Revitaliser la diplomatie économique
Inu Manak, du Council on Foreigh Relations, attire l’attention sur l’importance de se concentrer non seulement sur le système formel de règlement des différends au sein de l’OMC, mais aussi sur le travail régulier effectué au sein des comités de l’OMC. Elle souligne que les fonctions de surveillance et de transparence effectuées au quotidien par ces comités jouent un rôle crucial dans la résolution des désaccords avant qu’ils n’escaladent en différends formels. Dr Manak explique que ces comités sont efficaces pour faciliter la communication, favoriser la compréhension et promouvoir la coopération entre les États membres. Elle souligne que ces mesures proactives sont essentielles pour maintenir la stabilité et la fonctionnalité du système de règlement des différends, mettant en évidence l’importance de la diplomatie économique préventive pour atténuer les tensions dans l’arène commerciale mondiale. Développant cette perspective, le professeur Nicolas Lamp, de la Faculté de droit de l’Université Queen’s, exprime des préoccupations concernant l’échec à utiliser d’autres « outils » au sein de l’OMC qui auraient accordé aux membres un plus grand contrôle sur l’interprétation du droit de l’OMC. Par exemple, il explique que les États membres avaient la capacité de fournir des interprétations autoritatives de la loi pour « corriger » les interprétations de l’Organe d’appel. Il souligne que, malgré la mise en place de tels mécanismes, ces outils sont restés largement inexploités. Ses remarques éclairent la manière dont les États membres peuvent influencer et corriger la trajectoire de la jurisprudence de l’OMC, soulignant l’importance d’une gouvernance et d’une surveillance efficaces pour maintenir la légitimité du système commercial multilatéral.

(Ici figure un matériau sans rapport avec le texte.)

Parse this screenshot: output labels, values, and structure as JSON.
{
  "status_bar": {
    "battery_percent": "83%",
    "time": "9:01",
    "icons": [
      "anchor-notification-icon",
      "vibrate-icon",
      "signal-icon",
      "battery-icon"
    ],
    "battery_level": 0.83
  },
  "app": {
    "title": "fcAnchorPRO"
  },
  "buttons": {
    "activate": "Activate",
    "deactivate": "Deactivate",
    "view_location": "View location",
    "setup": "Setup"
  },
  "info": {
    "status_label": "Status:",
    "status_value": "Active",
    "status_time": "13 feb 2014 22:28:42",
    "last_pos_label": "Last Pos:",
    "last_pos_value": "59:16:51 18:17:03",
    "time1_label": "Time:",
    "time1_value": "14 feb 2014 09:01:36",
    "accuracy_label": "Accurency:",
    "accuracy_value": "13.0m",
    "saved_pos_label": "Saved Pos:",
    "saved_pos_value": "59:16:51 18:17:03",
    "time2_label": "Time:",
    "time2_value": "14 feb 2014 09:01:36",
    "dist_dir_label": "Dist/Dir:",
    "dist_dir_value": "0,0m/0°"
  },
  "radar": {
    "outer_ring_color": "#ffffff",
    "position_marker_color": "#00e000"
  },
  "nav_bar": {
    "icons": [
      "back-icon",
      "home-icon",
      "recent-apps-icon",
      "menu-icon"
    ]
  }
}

Pour plonger dans les complexités du système de règlement des différends de l’OMC et les dynamiques de la diplomatie économique entre les États, le rapport Rethinking WTO Dispute Settlement sert de ressource inestimable. Les lecteurs trouveront des informations sur l’importance de ces mécanismes délibératifs, les approches diverses adoptées par les membres de l’OMC dans leur utilisation, et les défis rencontrés. De plus, le rapport esquisse des améliorations proposées visant à aborder les complexités croissantes associées à l’utilisation accrue de ces mécanismes, offrant des perspectives précieuses pour améliorer l’efficacité de la gouvernance commerciale internationale.
Poursuivre le dialogue
Le dialogue lors de la conférence d’Ottawa a souligné le besoin urgent pour le mécanisme de règlement des différends de l’OMC d’évoluer en réponse aux demandes contemporaines et aux réalités du commerce mondial. Tout en s’adaptant à de nouveaux défis, il est essentiel de préserver les vertus qui ont permis à l’OMC de résoudre efficacement les différends commerciaux depuis plus de deux décennies et demie. Cet effort demande un travail intensif, un dialogue continu et un engagement partagé envers les principes et objectifs qui sous-tendent l’OMC. Nous espérons que la conférence et le rapport peuvent servir de précieux tremplins dans cette direction, favorisant une action collaborative vers un cadre de gouvernance commerciale internationale plus résilient et réactif.